La sindrome del Sol Levante ci rivelò quanto vale il rombo del motore. Anni fa durante un viaggio in Giappone con altri giornalisti incontrammo in una serata istituzionale alcuni manager dei tour operator che lavorano con l’Italia. Per caso alcuni di noi, compreso il sottoscritto, avevano sulla giacca una spilletta con il cavallino della Ferrari. Cosa più o meno normale per chi abita e lavora in Emilia Romagna.

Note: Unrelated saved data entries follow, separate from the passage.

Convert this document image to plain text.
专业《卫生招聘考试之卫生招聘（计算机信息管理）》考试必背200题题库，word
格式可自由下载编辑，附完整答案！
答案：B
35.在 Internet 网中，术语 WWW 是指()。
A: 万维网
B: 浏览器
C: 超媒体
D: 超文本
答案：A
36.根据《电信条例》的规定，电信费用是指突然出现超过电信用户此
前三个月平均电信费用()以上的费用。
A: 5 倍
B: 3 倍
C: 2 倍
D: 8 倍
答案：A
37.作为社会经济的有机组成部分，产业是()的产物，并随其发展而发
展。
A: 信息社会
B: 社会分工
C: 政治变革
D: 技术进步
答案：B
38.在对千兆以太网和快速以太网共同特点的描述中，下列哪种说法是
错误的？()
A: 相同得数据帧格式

Fu un brivido improvviso. Uno dei giapponesi, composto ed educatissimo, chiese, seguito dagli altri, come poter avere un ‘gioiello’ del genere. In due regalammo le spille, un altro collega si ricordò di tenere in valigia un portachiavi, un altro ancora un orologio da pochi euro ma comprato nel negozio Ferrari a Maranello. Regalammo tutto. E fu una pioggia di inchini a mani giunte, di ringraziamenti incomprensibili dal punto di vista linguistico, ma chiarissimi nei gesti di riconoscenza.
Conquistammo il Giappone con un Cavallino rampante. Una piccola, ma vera, favola. Giusto per far capire che tesoro custodiamo da queste parti, in un forziere a cielo aperto che va dalla Romagna dei fenomeni in moto, all’Emilia dei grandi marchi automobilistici, al ritorno della Formula uno a Imola, ai musei privati, ai campioni del manubrio e del volante, alla ricerca universitaria vocata all’automotive che trova, soprattutto a Modena, la sua culla nella facoltà di ingegneria.
Storia e brivido delle quattro ruote, vite fantastiche della velocità, miti e leggende che galleggiano intorno al numero uno: Enzo Ferrari, il Drake. Un Grande slam nella Motor Valley che il mondo ci invidia. Dunque non solo terra del mito e delle corse, ma terra dove i motori sono anche affari, posti di lavoro, sviluppo industriale. Ecco perchè ora americani e cinesi, nemici sullo scacchiere mondiale, qui, fra Modena e Bologna, diventano amiconi e insieme investono un miliardo per costruire auto elettriche.
Tutto ciò ha una potenzialità turistica da Gran premio, ad oggi non sfruttata fino in fondo. Si può fare meglio. Motor Valley, l’America è qui.